Overview

Clinical Investigation to Examine Toothpaste Effect on Oral Bacteria

Status:
Completed

Trial end date:
2014-03-01

Target enrollment:
0

Participant gender:
All

Summary

The primary objective was to evaluate the antibacterial effects of two toothpastes containing 0.3% triclosan, 2% copolymer and 0.234% sodium fluoride in a silica base as compared to a control regular fluoride toothpaste on anaerobic and malodor bacteria 12 hours after 13 days of product use. A secondary objective was to demonstrate that a toothpaste containing 0.3% triclosan, 2% copolymer, 0.234% sodium fluoride and a flavor with odor-masking ingredients in silica base (Colgate Total Toothpaste-Flavor Option 1) provides a level of antibacterial efficacy that is "equivalent" to a toothpaste containing 0.3% triclosan, 2% copolymer, 0.234% sodium fluoride and a regular flavor in silica base (Colgate Total Toothpaste-Flavor Option 2) after 13 days of product use.

Phase:

Phase 4

Accepts Healthy Volunteers?

Accepts Healthy Volunteers

Details

Lead Sponsor:

Colgate Palmolive

Treatments:

Fluorides
Listerine
Sodium Fluoride
Triclosan

Criteria

Inclusion Criteria:

1. Males and females in good general health aged 18 to 70 years.

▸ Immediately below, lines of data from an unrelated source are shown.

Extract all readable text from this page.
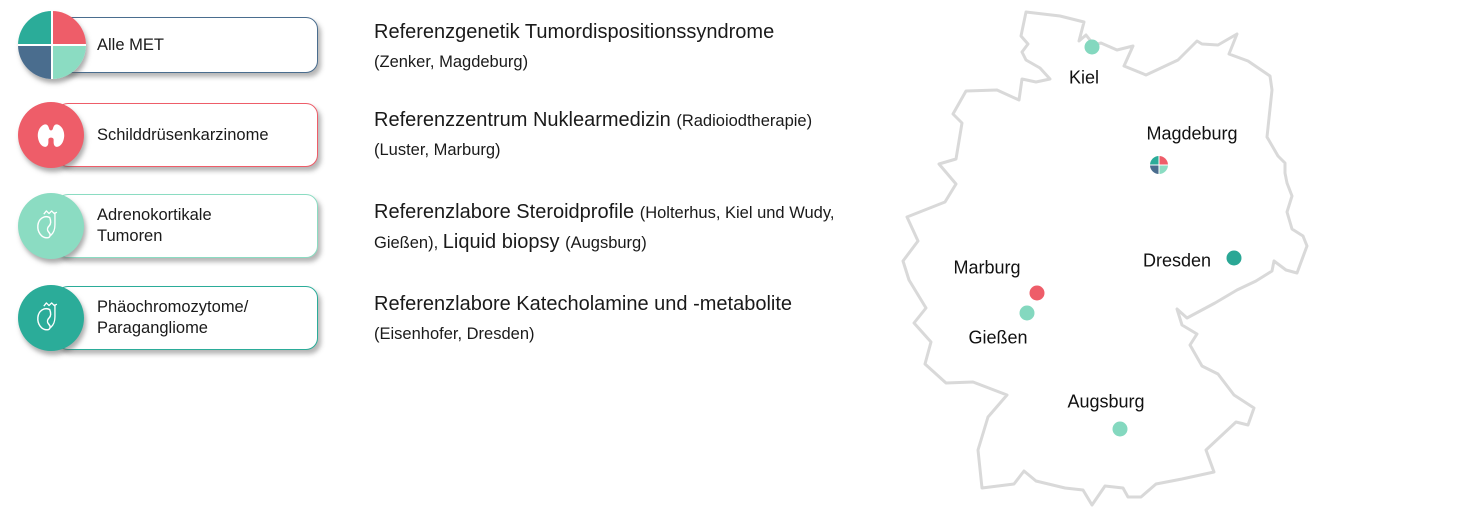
Alle MET
Schilddrüsenkarzinome
Adrenokortikale
Tumoren
Phäochromozytome/
Paragangliome

Referenzgenetik Tumordispositionssyndrome

(Zenker, Magdeburg)

Referenzzentrum Nuklearmedizin (Radioiodtherapie)

(Luster, Marburg)

Referenzlabore Steroidprofile (Holterhus, Kiel und Wudy, Gießen), Liquid biopsy (Augsburg)

Referenzlabore Katecholamine und -metabolite

(Eisenhofer, Dresden)

Kiel
Magdeburg
Dresden
Marburg
Gießen
Augsburg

2. A willingness to read, understand, and sign the Informed Consent Form after the nature
of the study has been fully explained to them. Subject should demonstrate a
willingness to comply with all study procedures and sampling schedules.

3. A minimum of 20 natural teeth with facial and lingual scorable surfaces.

4. Adequate oral hygiene and no signs of oral neglect.

5. Good periodontal health. Enrolled subjects will have no more than five periodontal
pockets of 5 mm.

6. Subjects with gingival index greater than or equal to 1.0 (Loe-Silness Index) and
plaque index greater than or equal to 1.5 (Turesky modification of Quigley-Hein Index)
will be enrolled.

Exclusion Criteria:

1. History of significant adverse effects following use of oral hygiene products such as
toothpastes and mouthrinses. Allergy to personal care/consumer products or their
ingredients.

2. Teeth that are grossly carious, fully crowned or extensively restored on facial and/or
lingual surfaces, orthodontically banded, abutments, or third molars

3. History of diabetes or hepatic or renal disease, or other serious medical conditions
or transmittable diseases, e.g. heart disease or AIDS.

4. History of rheumatic fever, heart murmur, mitral valve prolapse or other conditions
requiring prophylactic antibiotic coverage prior to invasive dental procedures.

5. Subjects on antibiotic, anti-inflammatory or anticoagulant therapy during the month
preceding the baseline exam.

6. Significant oral soft tissue pathology, systemically related gingival enlargement,
severe gingivitis (based on a visual examinations).

7. History of active severe periodontal disease with bleeding gums and loose teeth.

8. Gross dental caries, severe generalized cervical abrasion and/or enamel abrasion,
large fractured or temporary restorations (based on visual examinations).will not be
included in the tooth count.

9. Fixed or removable orthodontic appliance or removable partial dentures.

10. Participation in a dental plaque/gingivitis clinical study involving oral care
products, within the last 30 days. History of dental prophylaxis or treatments in the
past month.

11. Self reported pregnancy or lactation.

12. History or current use of objects to pierce the lips or tongue.

13. Subjects known to be an alcoholic, or a recovering alcoholic.

14. History or current use of recreational drugs.